A iniciativa integra uma reformulação da estratégia de desenvolvimento de profissionais da empresa, segundo reportagem da Quartz.
O programa prevê desde recompensas pontuais de até US$ 500 até bônus de US$ 10 mil a US$ 25 mil para profissionais ou equipes responsáveis por contribuições consideradas especialmente relevantes.
O teto individual é cinco vezes maior do que o permitido no programa anterior.
Funcionários de qualquer nível hierárquico poderão indicar colegas para receber os prêmios, e não há limite para o valor total que uma mesma pessoa poderá acumular ao longo do programa.
“O que reconhecemos sinaliza aquilo que valorizamos”, afirmou Ginnie Carlier, diretora de talentos e cultura da EY Americas.

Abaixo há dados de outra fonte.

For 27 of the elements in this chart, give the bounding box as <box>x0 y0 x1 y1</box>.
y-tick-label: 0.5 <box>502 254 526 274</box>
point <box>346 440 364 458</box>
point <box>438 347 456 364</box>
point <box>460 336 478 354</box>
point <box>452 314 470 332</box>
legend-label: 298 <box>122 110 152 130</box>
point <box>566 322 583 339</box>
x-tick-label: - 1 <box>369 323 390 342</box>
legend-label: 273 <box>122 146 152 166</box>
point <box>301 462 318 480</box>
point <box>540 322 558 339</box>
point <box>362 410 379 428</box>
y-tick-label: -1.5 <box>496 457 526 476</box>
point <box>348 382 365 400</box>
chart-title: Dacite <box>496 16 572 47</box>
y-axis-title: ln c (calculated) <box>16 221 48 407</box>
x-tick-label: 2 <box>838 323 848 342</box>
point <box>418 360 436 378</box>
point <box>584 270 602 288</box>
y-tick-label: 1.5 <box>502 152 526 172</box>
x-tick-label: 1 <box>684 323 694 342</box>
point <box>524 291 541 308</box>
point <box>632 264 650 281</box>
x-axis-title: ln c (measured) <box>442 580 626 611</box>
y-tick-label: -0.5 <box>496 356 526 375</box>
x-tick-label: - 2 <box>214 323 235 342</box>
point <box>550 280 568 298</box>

Além das competências humanas, o programa também recompensa funcionários pela experimentação e pelo uso de inteligência artificial no trabalho.

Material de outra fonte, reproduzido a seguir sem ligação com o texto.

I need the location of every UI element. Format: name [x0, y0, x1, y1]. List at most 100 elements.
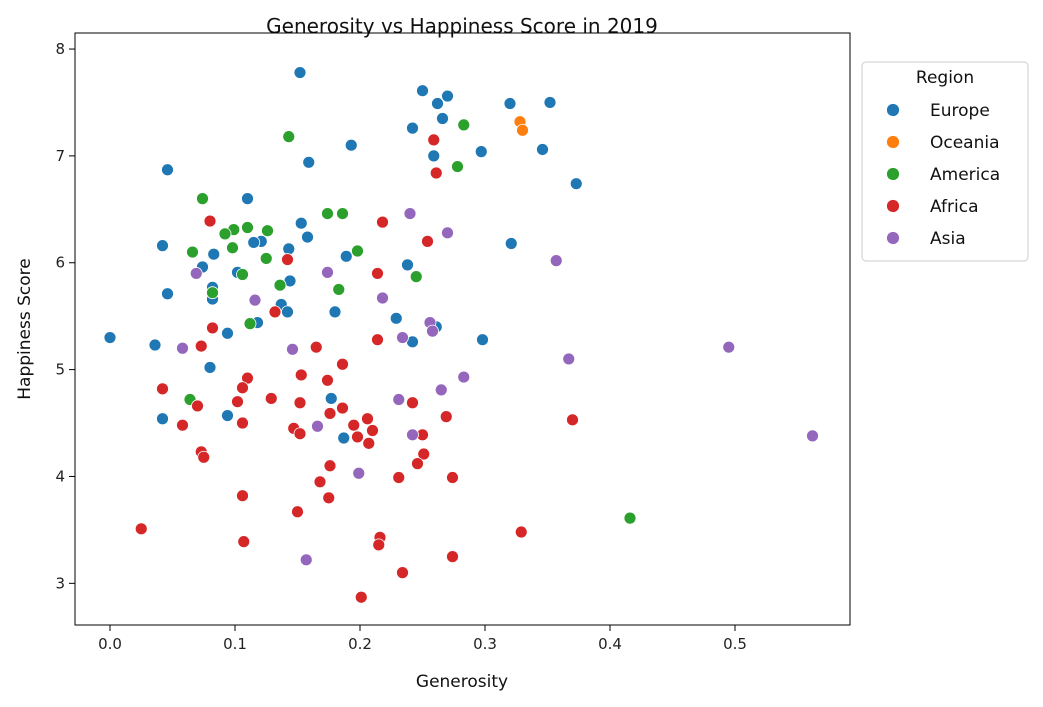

A lógica da empresa é que ferramentas cada vez mais capazes aumentam, e não diminuem, a importância de características humanas para determinar como a tecnologia será aplicada.
Julgamento e adaptabilidade ganham peso com a IA
A iniciativa faz parte de uma revisão mais ampla de como a EY prepara seus profissionais para trabalhar com inteligência artificial, de estagiários a executivos seniores.
Segundo Carlier, a transformação exigida pela tecnologia não pode ser resolvida apenas com cursos pontuais.
“Isso não é um problema que possa ser resolvido com um curso ou um único programa.
Será necessária uma mudança radical e sustentável”, afirmou.
A consultoria anunciou recentemente um programa de formação que pode acrescentar até 12 meses de treinamento após o estágio tradicional de oito semanas.
A companhia afirma ainda que 95% de seus sócios já participaram presencialmente de sessões dedicadas a discutir como a IA pode alterar modelos de negócios e fluxos de trabalho.
O movimento não está restrito à EY.
Outras grandes consultorias também passaram a reforçar habilidades tradicionalmente associadas às pessoas à medida que automatizam uma parcela maior do trabalho.
A KPMG reformulou neste ano o treinamento de estagiários de auditoria para aumentar a ênfase em pensamento crítico e julgamento profissional.
A PwC, nos Estados Unidos, também criou um programa que combina treinamento em IA com competências como criatividade e empatia.
IA começa a mexer também no modelo das consultorias
A adoção da inteligência artificial não está alterando apenas as habilidades valorizadas nos funcionários.
Ela começa a afetar a própria forma como empresas de serviços profissionais organizam e cobram pelo trabalho.
Tradicionalmente, boa parte do faturamento das consultorias está vinculada à quantidade de horas dedicadas a um projeto.
Ferramentas capazes de automatizar tarefas e reduzir o tempo necessário para produzir determinados trabalhos pressionam esse modelo.
Com os ganhos de eficiência proporcionados pela IA, modelos de cobrança baseados no resultado entregue ao cliente, em vez do número de horas trabalhadas, começam a ganhar espaço no setor.
Na EY, a própria receita relacionada a serviços de inteligência artificial já reflete essa mudança.
O faturamento da companhia ligado à IA cresceu 30% em 2025 na comparação com o ano anterior, segundo o dado mais recente divulgado pela empresa.